Tenía que haber leído mal. Sacudió la cabeza y renglón por renglón releyó cada palabra sintiendo que le faltaba cada vez más el aire. No era tan estúpido. Lo había comprobado un momento atrás.

—¿Por qué a mí? No. Esto no me puede estar pasando.

Con pánico se dejó caer sobre la cama con los ojos fijos en el certificado de matrimonio que sostenía entre sus manos. Su nombre estaba ahí al pie del documento, junto al de Gulf Kanawut: un completo desconocido.

Se había casado y nada menos que con un hombre.

Ahora el anillo que llevaba en su mano izquierda tenía sentido. El cambio de apellido de la recepcionista. La felicitación del chico de las aspirinas y el condón que encontró entre las sábanas. Pero, ¿cómo todos sabían de una boda de la que él no recordaba nada? ¿Acaso se había casado con alguien reconocido? El apellido no le decía nada.

Levantó el teléfono nuevamente y marcó a recepción donde una voz diferente a la de la primera mujer le respondió.

—Recepción, buenos días. ¿En qué puedo ayudarlo?

—Eh... Hablo de la suite presidencial —dijo para poner a la nueva chica a prueba. No podía ser posible que todos estuvieran coludidos en esa estúpida broma. Tenía que ser un sueño, una horrible alucinación.

—Buen día, señor Kanawut. ¿En qué puedo servirle?

No lo era.

Necesitaba solucionar el error garrafal, tenía que ponerle fin a esa locura antes de regresar a New York. Por lo que no podría volver esa misma noche.

—Maldita sea —murmuró por lo bajo. Debía encontrarlo antes de que algo más grave pasara.

Ese viaje a Las Vegas estaba maldito. Primero Daniela con el botones y ahora su matrimonio clandestino. ¿Qué seguía, también le habían robado un órgano?

—¿Disculpe? No lo escuché muy bien.

—El señor Kanawut.
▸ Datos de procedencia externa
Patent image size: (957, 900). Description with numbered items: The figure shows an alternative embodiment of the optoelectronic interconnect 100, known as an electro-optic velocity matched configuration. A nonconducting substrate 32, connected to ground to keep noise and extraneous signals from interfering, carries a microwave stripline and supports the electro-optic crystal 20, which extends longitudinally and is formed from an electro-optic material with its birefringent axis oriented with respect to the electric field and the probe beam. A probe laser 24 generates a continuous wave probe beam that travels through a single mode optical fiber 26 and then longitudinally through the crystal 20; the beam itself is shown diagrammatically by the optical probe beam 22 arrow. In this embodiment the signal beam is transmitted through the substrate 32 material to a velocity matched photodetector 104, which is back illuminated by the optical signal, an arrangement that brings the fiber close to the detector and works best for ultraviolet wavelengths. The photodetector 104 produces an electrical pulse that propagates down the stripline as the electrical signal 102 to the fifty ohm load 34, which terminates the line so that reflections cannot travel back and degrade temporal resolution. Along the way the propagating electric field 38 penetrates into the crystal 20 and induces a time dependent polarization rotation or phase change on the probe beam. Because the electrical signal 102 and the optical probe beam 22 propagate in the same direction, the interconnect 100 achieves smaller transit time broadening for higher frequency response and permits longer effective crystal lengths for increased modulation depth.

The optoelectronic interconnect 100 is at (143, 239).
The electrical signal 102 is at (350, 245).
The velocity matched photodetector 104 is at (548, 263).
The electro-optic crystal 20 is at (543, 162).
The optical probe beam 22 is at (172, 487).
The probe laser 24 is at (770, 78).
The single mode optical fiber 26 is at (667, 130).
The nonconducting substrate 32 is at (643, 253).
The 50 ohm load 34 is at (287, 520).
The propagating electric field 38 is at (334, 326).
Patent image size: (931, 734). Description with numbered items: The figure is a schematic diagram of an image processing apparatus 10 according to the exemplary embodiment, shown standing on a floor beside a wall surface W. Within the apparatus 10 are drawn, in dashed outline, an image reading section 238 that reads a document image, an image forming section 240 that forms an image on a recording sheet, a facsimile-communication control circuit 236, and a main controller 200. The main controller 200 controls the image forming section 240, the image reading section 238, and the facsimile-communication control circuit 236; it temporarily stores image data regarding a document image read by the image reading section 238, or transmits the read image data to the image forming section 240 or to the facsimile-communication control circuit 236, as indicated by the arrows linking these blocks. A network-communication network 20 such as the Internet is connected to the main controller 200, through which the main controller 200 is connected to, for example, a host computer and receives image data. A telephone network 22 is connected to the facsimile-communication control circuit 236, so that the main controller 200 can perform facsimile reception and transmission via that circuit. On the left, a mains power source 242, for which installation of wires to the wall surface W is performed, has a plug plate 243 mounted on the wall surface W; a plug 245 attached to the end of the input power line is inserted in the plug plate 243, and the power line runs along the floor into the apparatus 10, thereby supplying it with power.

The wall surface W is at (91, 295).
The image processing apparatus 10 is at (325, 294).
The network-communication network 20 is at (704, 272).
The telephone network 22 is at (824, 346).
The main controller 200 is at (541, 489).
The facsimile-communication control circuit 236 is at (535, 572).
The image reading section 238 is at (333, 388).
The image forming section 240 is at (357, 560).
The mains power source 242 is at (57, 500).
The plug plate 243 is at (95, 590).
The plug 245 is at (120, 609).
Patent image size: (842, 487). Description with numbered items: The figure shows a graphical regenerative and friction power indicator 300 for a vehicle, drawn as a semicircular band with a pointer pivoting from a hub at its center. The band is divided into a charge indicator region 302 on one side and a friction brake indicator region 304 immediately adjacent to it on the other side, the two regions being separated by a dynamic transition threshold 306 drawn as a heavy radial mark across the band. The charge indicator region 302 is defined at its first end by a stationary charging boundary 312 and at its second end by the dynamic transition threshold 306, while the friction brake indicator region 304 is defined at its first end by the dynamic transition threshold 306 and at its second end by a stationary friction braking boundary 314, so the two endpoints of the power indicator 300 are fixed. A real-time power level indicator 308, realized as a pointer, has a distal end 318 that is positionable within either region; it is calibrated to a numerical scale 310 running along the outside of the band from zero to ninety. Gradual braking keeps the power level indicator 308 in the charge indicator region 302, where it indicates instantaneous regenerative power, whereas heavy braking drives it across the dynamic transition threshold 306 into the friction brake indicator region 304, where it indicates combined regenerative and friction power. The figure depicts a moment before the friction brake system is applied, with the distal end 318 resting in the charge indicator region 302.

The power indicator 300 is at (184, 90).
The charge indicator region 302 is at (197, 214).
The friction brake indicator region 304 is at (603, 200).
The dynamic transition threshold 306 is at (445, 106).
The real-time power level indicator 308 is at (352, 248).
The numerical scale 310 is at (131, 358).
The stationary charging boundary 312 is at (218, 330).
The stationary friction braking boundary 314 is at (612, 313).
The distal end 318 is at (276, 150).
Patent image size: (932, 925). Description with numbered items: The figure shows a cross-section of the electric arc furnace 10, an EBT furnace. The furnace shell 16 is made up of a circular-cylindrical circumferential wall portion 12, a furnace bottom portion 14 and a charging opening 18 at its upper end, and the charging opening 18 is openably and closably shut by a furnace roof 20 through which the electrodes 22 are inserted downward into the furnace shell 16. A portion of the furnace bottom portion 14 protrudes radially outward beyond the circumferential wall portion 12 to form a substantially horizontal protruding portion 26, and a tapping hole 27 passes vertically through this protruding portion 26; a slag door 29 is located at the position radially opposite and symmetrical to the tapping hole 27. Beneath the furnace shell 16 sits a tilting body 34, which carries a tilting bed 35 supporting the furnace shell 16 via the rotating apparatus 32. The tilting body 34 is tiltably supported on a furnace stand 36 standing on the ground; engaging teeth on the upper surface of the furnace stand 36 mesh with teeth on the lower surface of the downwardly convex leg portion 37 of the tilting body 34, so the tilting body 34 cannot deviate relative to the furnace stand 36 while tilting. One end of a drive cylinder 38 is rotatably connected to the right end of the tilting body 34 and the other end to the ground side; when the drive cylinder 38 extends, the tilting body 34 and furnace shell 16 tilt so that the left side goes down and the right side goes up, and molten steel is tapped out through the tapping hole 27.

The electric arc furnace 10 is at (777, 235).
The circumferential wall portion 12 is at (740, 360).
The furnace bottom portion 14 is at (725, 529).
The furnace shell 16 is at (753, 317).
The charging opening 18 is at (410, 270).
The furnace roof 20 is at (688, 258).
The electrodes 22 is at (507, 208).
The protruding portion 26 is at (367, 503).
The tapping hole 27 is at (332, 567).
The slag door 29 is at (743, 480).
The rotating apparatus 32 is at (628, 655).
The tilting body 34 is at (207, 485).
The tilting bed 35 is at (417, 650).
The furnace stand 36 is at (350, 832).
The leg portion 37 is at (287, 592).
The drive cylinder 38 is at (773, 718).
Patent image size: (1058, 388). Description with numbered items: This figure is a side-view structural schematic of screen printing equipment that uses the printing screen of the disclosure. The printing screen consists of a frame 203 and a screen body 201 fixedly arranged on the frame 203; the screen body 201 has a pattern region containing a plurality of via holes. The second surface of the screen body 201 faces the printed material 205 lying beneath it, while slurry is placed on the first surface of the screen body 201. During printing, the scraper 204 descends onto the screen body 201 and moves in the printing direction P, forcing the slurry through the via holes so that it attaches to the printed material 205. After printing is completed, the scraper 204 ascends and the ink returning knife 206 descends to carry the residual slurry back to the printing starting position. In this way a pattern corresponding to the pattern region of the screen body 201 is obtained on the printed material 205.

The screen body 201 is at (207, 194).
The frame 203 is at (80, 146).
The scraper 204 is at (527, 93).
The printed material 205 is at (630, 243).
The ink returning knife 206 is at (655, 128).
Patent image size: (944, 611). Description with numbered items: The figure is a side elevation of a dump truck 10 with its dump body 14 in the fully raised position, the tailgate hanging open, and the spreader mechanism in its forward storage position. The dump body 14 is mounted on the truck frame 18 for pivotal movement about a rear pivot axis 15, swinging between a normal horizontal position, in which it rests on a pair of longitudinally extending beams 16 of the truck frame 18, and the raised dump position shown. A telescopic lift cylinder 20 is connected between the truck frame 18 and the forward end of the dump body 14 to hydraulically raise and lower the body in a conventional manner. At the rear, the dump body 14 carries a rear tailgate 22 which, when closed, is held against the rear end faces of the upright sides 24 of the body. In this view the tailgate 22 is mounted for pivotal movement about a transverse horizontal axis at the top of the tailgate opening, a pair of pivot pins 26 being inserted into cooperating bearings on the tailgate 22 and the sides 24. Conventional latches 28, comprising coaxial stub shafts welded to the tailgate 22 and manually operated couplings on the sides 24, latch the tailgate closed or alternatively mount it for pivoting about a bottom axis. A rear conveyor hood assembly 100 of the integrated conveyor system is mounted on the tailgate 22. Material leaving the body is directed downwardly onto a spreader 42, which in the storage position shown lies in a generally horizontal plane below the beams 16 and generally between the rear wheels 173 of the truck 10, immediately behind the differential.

Eh... Me refiero al otro señor Kanawut, ¿lo ha visto el día de hoy?

Esa situación estaba siendo extremadamente ridícula.

—Claro señor, su esposo salió del hotel esta mañana. Lamentablemente ignoro su paradero en este momento.

¿Esposo? Sonaba tan extraño. Nunca pensó en formalizar ninguna de sus relaciones anteriores, no era un hombre hecho para el matrimonio y ahora había desposado a alguien que en su vida había visto y lo que más lo intrigaba era la razón. ¿Por qué lo había hecho? No era la primera vez que perdía la conciencia debido al alcohol y tampoco era la primera vez que visitaba Las Vegas, había combinado esas dos opciones otras veces antes y nunca cometió una estupidez tan grande.

—¿Puede llamarme en cuanto él vuelva? Se lo agradecería muchísimo.

—Claro que sí, señor. Cuente con ello, que tenga un buen día.

Eso es lo que no tendría: un buen día. Y estaba completamente seguro de que tampoco tendría una buena noche. Colgó el teléfono y se recostó mirando al techo perdido en sus pensamientos, asimilando la situación.

Por más que intentaba no podía siquiera tener un vago recuerdo de la noche anterior. No había una voz, un rostro, ni siquiera sabía el color de sus ojos. El sueño que tuvo estaba difuso en su mente. Esperaba que no se tratara de algún caza fortunas que planeara quedarse con la mitad de su patrimonio para devolverle su libertad. Su suerte no podía ser tan mala.

—¡Maldita sea! —gritó a todo pulmón dejando salir su frustración, de lo contrario se desquitaría con sus socios y eso a nadie le convenía.